As férias de trinta dias do presidente do país mais rico do mundo geraram um reboliço tremendo. O mandato não completou seis meses e GW foi para sua fazenda no Texas jogar golfe e só sai de lá em setembro.
No país de Wall Street, onde o trabalho é quase uma religião, sumir da Casa Branca durante tanto tempo é algo que não se via há 32 anos. O fato reabre uma discussão atual e cada vez mais instigante no século XXI.
Afinal, o que valerá mais no futuro: tempo trabalhado ou a qualidade dos resultados?
“Tentamos julgar os indivíduos não pela quantidade de tempo que gastam, mas pelo que realizam por períodos relativamente longos, (..) de seis meses a um ano”, escreve Pekka Himanen no livro A Ética dos Hackers e o Espírito da Era da Informação, lançado este mês, pela editora Campus.
“Os hackers querem fazer algo de significativo; (...) criar e ao mesmo tempo (..) evitar atividades que não resultam oportunidades para isto”.
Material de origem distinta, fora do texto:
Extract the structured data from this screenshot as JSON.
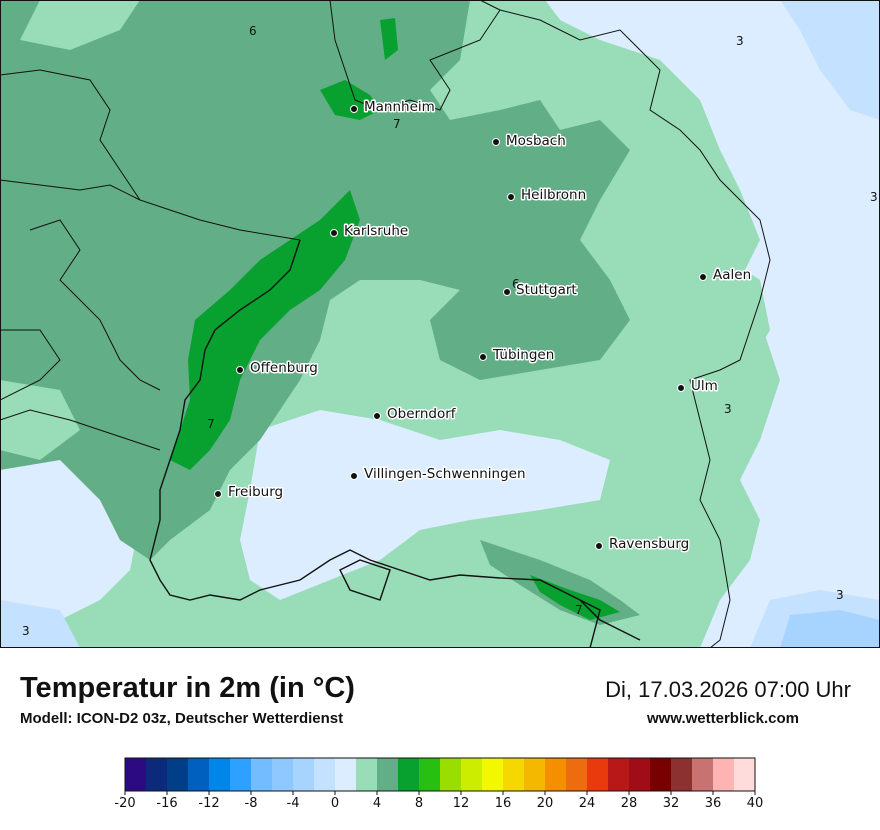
{
  "header": {
    "title": "Temperatur in 2m (in °C)",
    "model": "Modell: ICON-D2 03z, Deutscher Wetterdienst",
    "datetime": "Di, 17.03.2026 07:00 Uhr",
    "website": "www.wetterblick.com"
  },
  "map": {
    "cities": [
      {
        "id": "mannheim",
        "name": "Mannheim"
      },
      {
        "id": "mosbach",
        "name": "Mosbach"
      },
      {
        "id": "heilbronn",
        "name": "Heilbronn"
      },
      {
        "id": "karlsruhe",
        "name": "Karlsruhe"
      },
      {
        "id": "stuttgart",
        "name": "Stuttgart"
      },
      {
        "id": "aalen",
        "name": "Aalen"
      },
      {
        "id": "tuebingen",
        "name": "Tübingen"
      },
      {
        "id": "offenburg",
        "name": "Offenburg"
      },
      {
        "id": "ulm",
        "name": "Ulm"
      },
      {
        "id": "oberndorf",
        "name": "Oberndorf"
      },
      {
        "id": "villingen",
        "name": "Villingen-Schwenningen"
      },
      {
        "id": "freiburg",
        "name": "Freiburg"
      },
      {
        "id": "ravensburg",
        "name": "Ravensburg"
      }
    ],
    "contour_labels": [
      "6",
      "3",
      "7",
      "3",
      "6",
      "3",
      "7",
      "7",
      "3",
      "3"
    ]
  },
  "legend": {
    "colors": [
      "#2c0a82",
      "#0c2a7c",
      "#003f88",
      "#0060c0",
      "#0086e8",
      "#2ea0ff",
      "#72bcff",
      "#8ec8ff",
      "#a6d4ff",
      "#c4e2ff",
      "#dcedff",
      "#98dcb8",
      "#62ae86",
      "#08a02e",
      "#28c010",
      "#9ade00",
      "#ccec00",
      "#f2f800",
      "#f4d800",
      "#f4b800",
      "#f49000",
      "#ee6c10",
      "#e83a0c",
      "#b81818",
      "#a00c18",
      "#780000",
      "#8c3030",
      "#c87272",
      "#ffb4b4",
      "#ffdcdc"
    ],
    "ticks": [
      "-20",
      "-16",
      "-12",
      "-8",
      "-4",
      "0",
      "4",
      "8",
      "12",
      "16",
      "20",
      "24",
      "28",
      "32",
      "36",
      "40"
    ]
  }
}
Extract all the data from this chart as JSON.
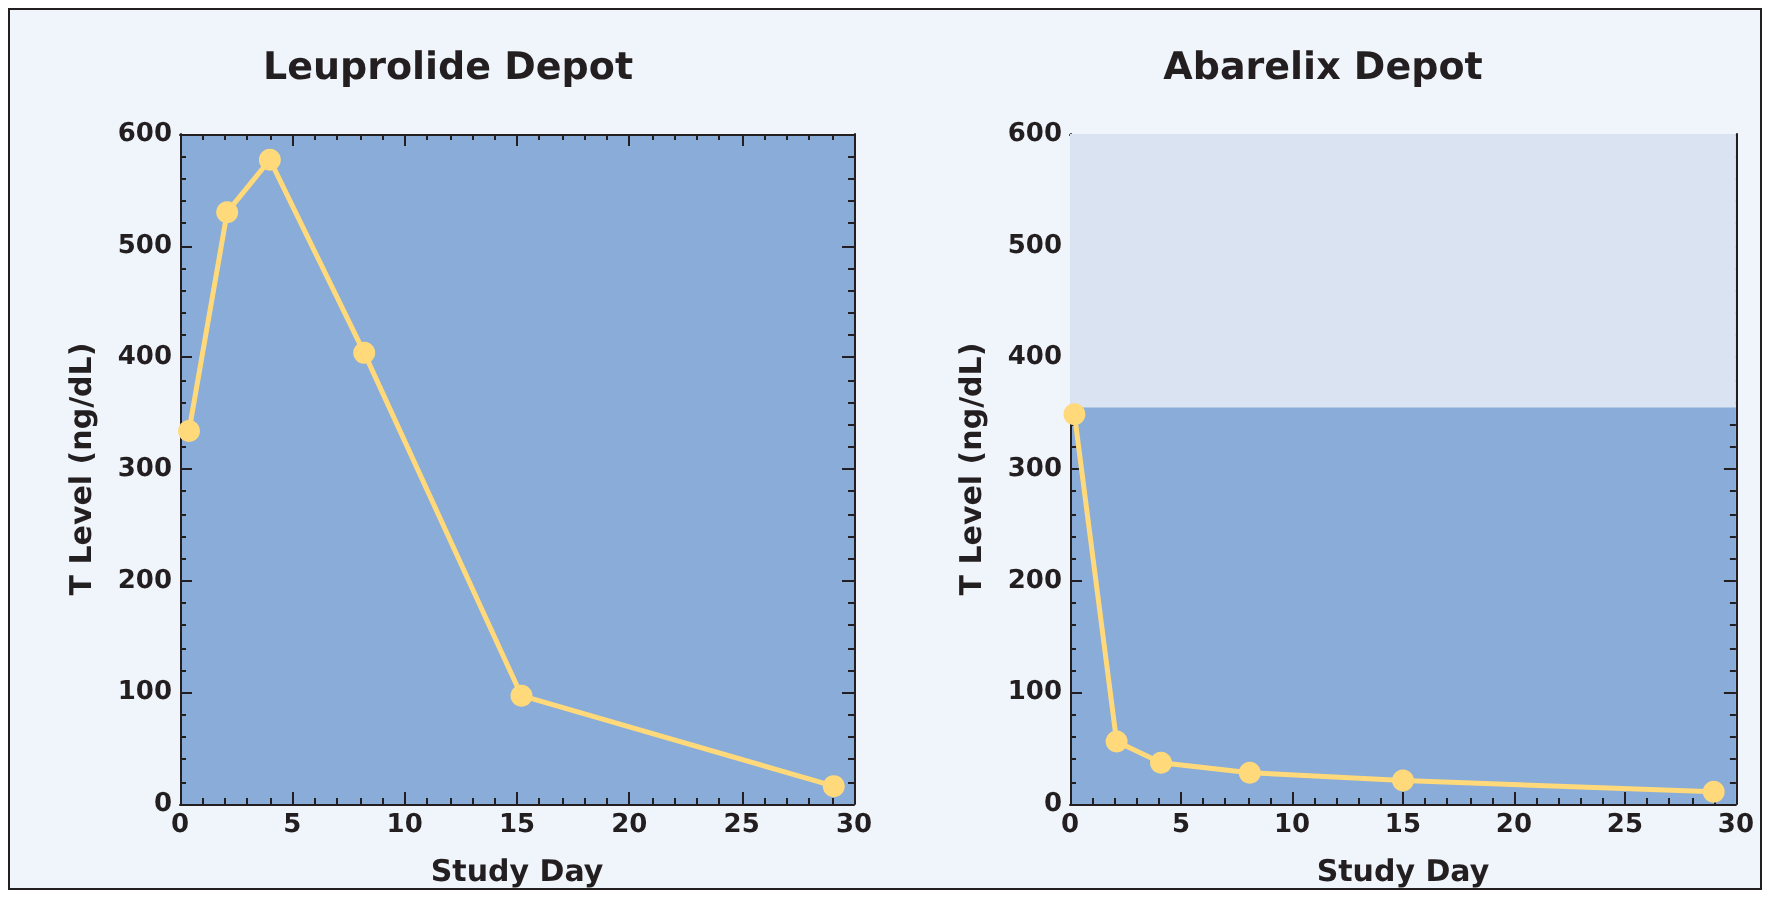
{
  "chart_data": [
    {
      "type": "line",
      "title": "Leuprolide Depot",
      "xlabel": "Study Day",
      "ylabel": "T Level (ng/dL)",
      "x": [
        0.4,
        2.1,
        4.0,
        8.2,
        15.2,
        29.1
      ],
      "series": [
        {
          "color": "#ffd97a",
          "values": [
            334,
            530,
            577,
            404,
            97,
            16
          ]
        }
      ],
      "xlim": [
        0,
        30
      ],
      "xticks": [
        0,
        5,
        10,
        15,
        20,
        25,
        30
      ],
      "ylim": [
        0,
        600
      ],
      "yticks": [
        0,
        100,
        200,
        300,
        400,
        500,
        600
      ],
      "grid": false,
      "marker": "circle",
      "line_style": "solid"
    },
    {
      "type": "line",
      "title": "Abarelix Depot",
      "xlabel": "Study Day",
      "ylabel": "T Level (ng/dL)",
      "x": [
        0.2,
        2.1,
        4.1,
        8.1,
        15.0,
        29.0
      ],
      "series": [
        {
          "color": "#ffd97a",
          "values": [
            349,
            56,
            37,
            28,
            21,
            11
          ]
        }
      ],
      "xlim": [
        0,
        30
      ],
      "xticks": [
        0,
        5,
        10,
        15,
        20,
        25,
        30
      ],
      "ylim": [
        0,
        600
      ],
      "yticks": [
        0,
        100,
        200,
        300,
        400,
        500,
        600
      ],
      "grid": false,
      "marker": "circle",
      "line_style": "solid",
      "bands": [
        {
          "axis": "y",
          "from": 355,
          "to": 600,
          "color": "#dae3f2"
        }
      ]
    }
  ]
}
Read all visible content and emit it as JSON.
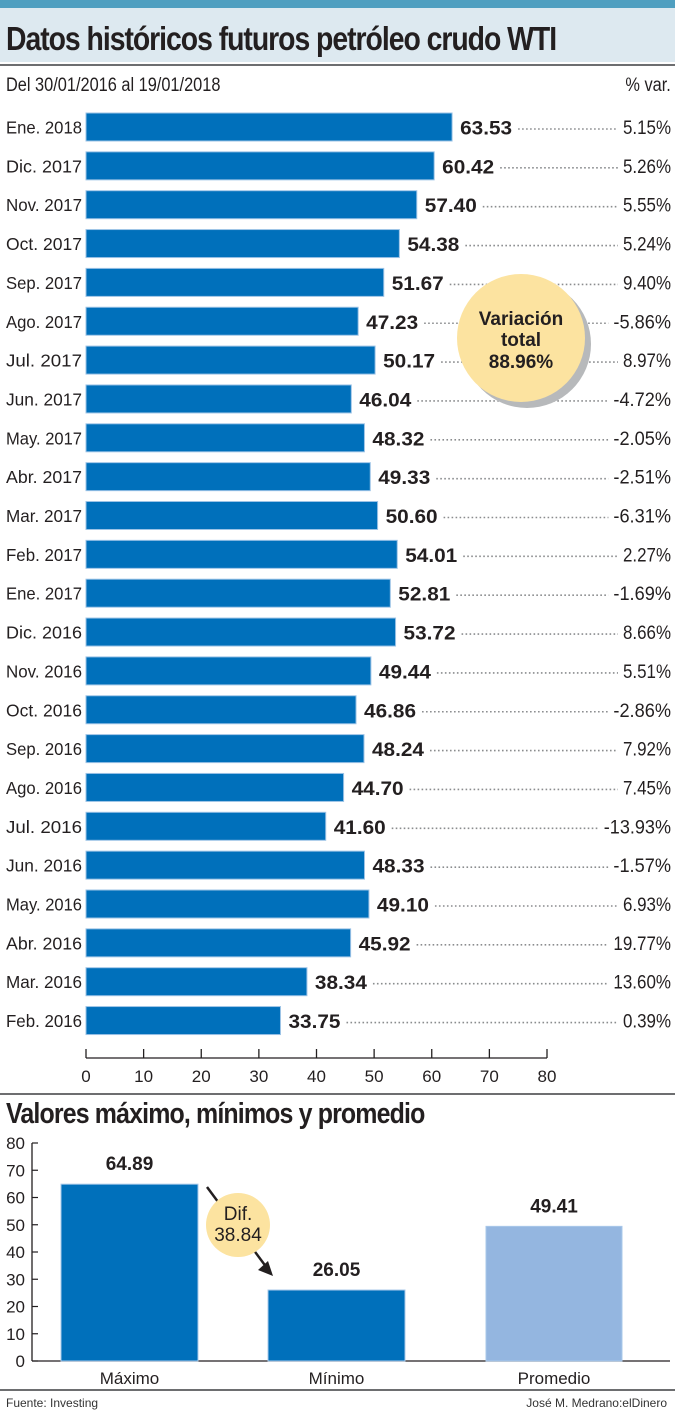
{
  "header": {
    "title": "Datos históricos futuros petróleo crudo WTI",
    "subtitle": "Del 30/01/2016 al 19/01/2018",
    "var_column_header": "% var."
  },
  "colors": {
    "accent_bar": "#4f9fc0",
    "title_bg": "#dde9f0",
    "bar_primary": "#0070bb",
    "bar_average": "#94b6e0",
    "bubble": "#fce3a0"
  },
  "chart_data": [
    {
      "type": "bar",
      "orientation": "horizontal",
      "title": "Datos históricos futuros petróleo crudo WTI",
      "subtitle": "Del 30/01/2016 al 19/01/2018",
      "categories": [
        "Ene. 2018",
        "Dic. 2017",
        "Nov. 2017",
        "Oct. 2017",
        "Sep. 2017",
        "Ago. 2017",
        "Jul. 2017",
        "Jun. 2017",
        "May. 2017",
        "Abr. 2017",
        "Mar. 2017",
        "Feb. 2017",
        "Ene. 2017",
        "Dic. 2016",
        "Nov. 2016",
        "Oct. 2016",
        "Sep. 2016",
        "Ago. 2016",
        "Jul. 2016",
        "Jun. 2016",
        "May. 2016",
        "Abr. 2016",
        "Mar. 2016",
        "Feb. 2016"
      ],
      "values": [
        63.53,
        60.42,
        57.4,
        54.38,
        51.67,
        47.23,
        50.17,
        46.04,
        48.32,
        49.33,
        50.6,
        54.01,
        52.81,
        53.72,
        49.44,
        46.86,
        48.24,
        44.7,
        41.6,
        48.33,
        49.1,
        45.92,
        38.34,
        33.75
      ],
      "value_labels": [
        "63.53",
        "60.42",
        "57.40",
        "54.38",
        "51.67",
        "47.23",
        "50.17",
        "46.04",
        "48.32",
        "49.33",
        "50.60",
        "54.01",
        "52.81",
        "53.72",
        "49.44",
        "46.86",
        "48.24",
        "44.70",
        "41.60",
        "48.33",
        "49.10",
        "45.92",
        "38.34",
        "33.75"
      ],
      "pct_var_labels": [
        "5.15%",
        "5.26%",
        "5.55%",
        "5.24%",
        "9.40%",
        "-5.86%",
        "8.97%",
        "-4.72%",
        "-2.05%",
        "-2.51%",
        "-6.31%",
        "2.27%",
        "-1.69%",
        "8.66%",
        "5.51%",
        "-2.86%",
        "7.92%",
        "7.45%",
        "-13.93%",
        "-1.57%",
        "6.93%",
        "19.77%",
        "13.60%",
        "0.39%"
      ],
      "xlim": [
        0,
        80
      ],
      "xticks": [
        "0",
        "10",
        "20",
        "30",
        "40",
        "50",
        "60",
        "70",
        "80"
      ],
      "xlabel": "",
      "ylabel": "",
      "grid": false,
      "annotation": {
        "line1": "Variación",
        "line2": "total",
        "line3": "88.96%"
      }
    },
    {
      "type": "bar",
      "orientation": "vertical",
      "title": "Valores máximo, mínimos y promedio",
      "categories": [
        "Máximo",
        "Mínimo",
        "Promedio"
      ],
      "values": [
        64.89,
        26.05,
        49.41
      ],
      "value_labels": [
        "64.89",
        "26.05",
        "49.41"
      ],
      "ylim": [
        0,
        80
      ],
      "yticks": [
        "0",
        "10",
        "20",
        "30",
        "40",
        "50",
        "60",
        "70",
        "80"
      ],
      "xlabel": "",
      "ylabel": "",
      "grid": false,
      "annotation": {
        "line1": "Dif.",
        "line2": "38.84"
      }
    }
  ],
  "footer": {
    "source": "Fuente: Investing",
    "credit": "José M. Medrano:elDinero"
  }
}
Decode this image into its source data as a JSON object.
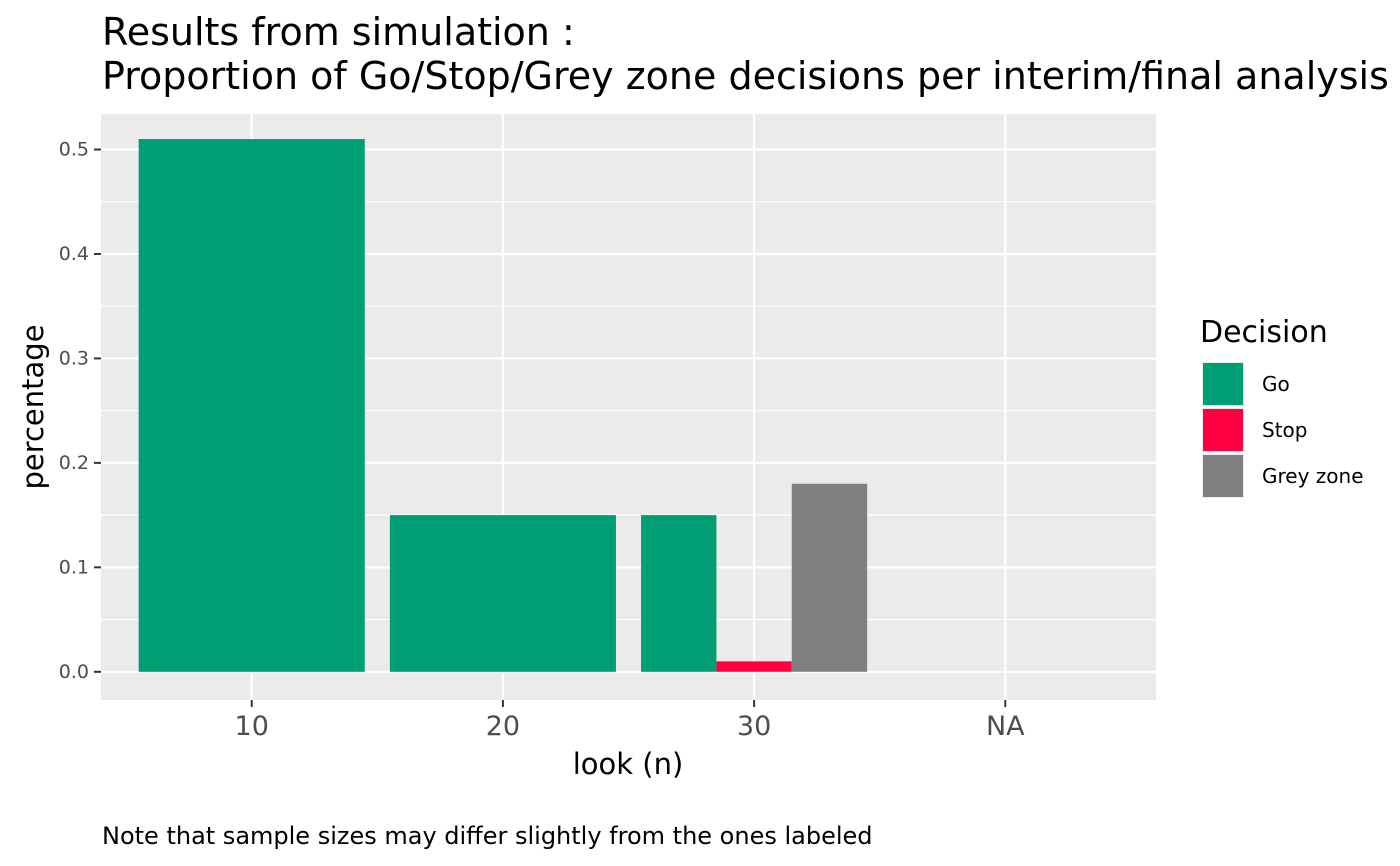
{
  "chart_data": {
    "type": "bar",
    "title": "Results from simulation :",
    "subtitle": "Proportion of Go/Stop/Grey zone decisions per interim/final analysis",
    "xlabel": "look (n)",
    "ylabel": "percentage",
    "caption": "Note that sample sizes may differ slightly from the ones labeled",
    "categories": [
      "10",
      "20",
      "30",
      "NA"
    ],
    "legend_title": "Decision",
    "legend_position": "right",
    "grid": true,
    "ylim": [
      -0.027,
      0.534
    ],
    "yticks": [
      0.0,
      0.1,
      0.2,
      0.3,
      0.4,
      0.5
    ],
    "ytick_labels": [
      "0.0",
      "0.1",
      "0.2",
      "0.3",
      "0.4",
      "0.5"
    ],
    "series": [
      {
        "name": "Go",
        "color": "#009E73",
        "values": [
          0.51,
          0.15,
          0.15,
          null
        ]
      },
      {
        "name": "Stop",
        "color": "#FF0040",
        "values": [
          null,
          null,
          0.01,
          null
        ]
      },
      {
        "name": "Grey zone",
        "color": "#808080",
        "values": [
          null,
          null,
          0.18,
          null
        ]
      }
    ]
  }
}
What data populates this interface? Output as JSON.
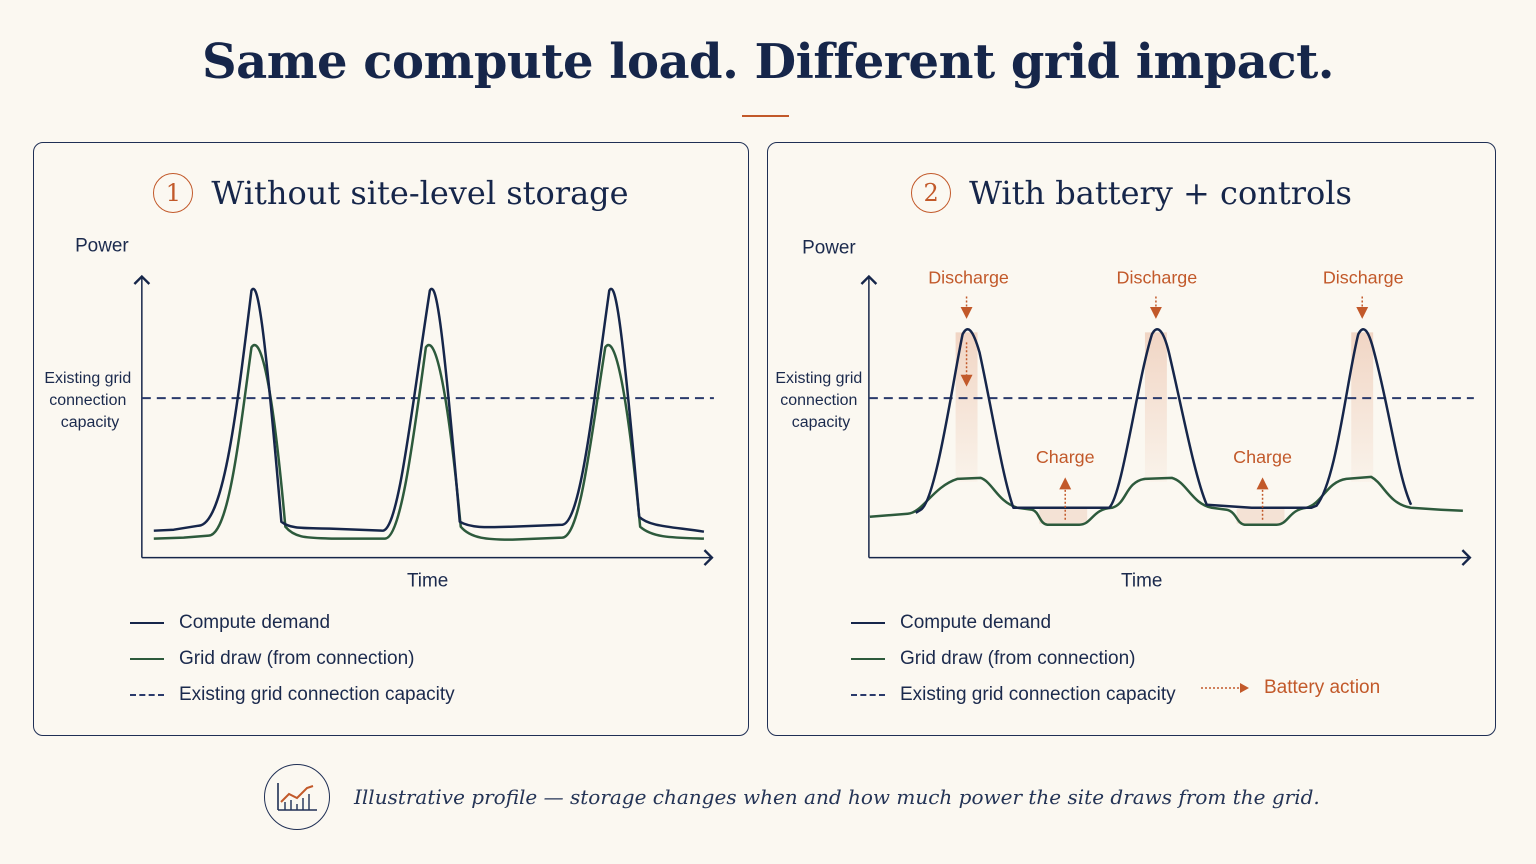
{
  "title": "Same compute load. Different grid impact.",
  "panels": [
    {
      "number": "1",
      "title": "Without site-level storage",
      "y_axis_label": "Power",
      "x_axis_label": "Time",
      "capacity_label": [
        "Existing grid",
        "connection",
        "capacity"
      ],
      "legend": [
        "Compute demand",
        "Grid draw (from connection)",
        "Existing grid connection capacity"
      ]
    },
    {
      "number": "2",
      "title": "With battery + controls",
      "y_axis_label": "Power",
      "x_axis_label": "Time",
      "capacity_label": [
        "Existing grid",
        "connection",
        "capacity"
      ],
      "annotations": {
        "discharge": [
          "Discharge",
          "Discharge",
          "Discharge"
        ],
        "charge": [
          "Charge",
          "Charge"
        ]
      },
      "legend": [
        "Compute demand",
        "Grid draw (from connection)",
        "Existing grid connection capacity"
      ],
      "battery_legend": "Battery action"
    }
  ],
  "footer": {
    "icon": "line-chart-icon",
    "text": "Illustrative profile — storage changes when and how much power the site draws from the grid."
  },
  "colors": {
    "navy": "#16264a",
    "green": "#2d5a3c",
    "accent": "#c2592a",
    "background": "#fbf8f1"
  }
}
Uma entrevista em português como o escritor pode ser lida em:
www.nova-e.inf.br/pensadores/pekkahimanen.html
Na verdade, esta é nova a lógica dos novos trabalhadores de conhecimento, que desejam se dedicar apenas ao que gostam e aliar a labuta ao lazer.
É o caso, por exemplo, do Google - líder entre as ferramentas de busca na Internet - que incentiva os jogos de hockey nos intervalos do almoço e os triciclos encostados ao lado das mesas dos computadores.
Quem quiser ver as fotos por curiosidade:
www.google.com/jobs/culture.html
O motivo da valorização da criatividade ao extremo é algo muito menos altruísta do que se possa imaginar: as idéias originais passaram a ser moeda fundamental na competição das companhias de ponta. Quem tem imaginação, faz dinheiro.
“Aquilo que deveria interessar à empresa não é a fidelidade à quantidade de horas passadas no escritório, mas a quantidade e qualidade de idéias produzidas, a capacidade de realizá-las, a atitude de adaptar-se as situações sempre novas, a velocidade de atualizar-se profissionalmente, uma ótica internacional dos problemas, a capacidade de comunicação, a seriedade, a ética e a estética”.
É o que postula Domenico de Masi, em entrevista para a Folha de São Paulo em abril deste ano. Leia mais sobre as idéias do autor no seu polêmico e instigante livro O Ócio Criativo da editora Sextante.
Eis, então, algumas dicas para você se preparar para este futuro: estude sempre, valorize o lazer, a família os amigos, tenha atividades lúdicas. Não trabalhe apenas por dinheiro, mas pela paixão, descubra o algo a mais em você, sua personalidade, suas aptidões, seu jeito de ser e aquilo que você pode desenvolver de valioso para ser cobiçado pelas empresas.
Estes novos paradigmas já são requisitos importantes para definir novas contratações para a área de tecnologia. Os profissionais de recursos humanos têm assim um enigma cotidiano a decifrar:
(O mesmo, aliás, do povo americano, frente às inusitadas férias do presidente George Bush.)
Afinal, este que clama por descanso para ser mais inventivo é realmente um gênio ou apenas um preguiçoso que não gosta de trabalhar?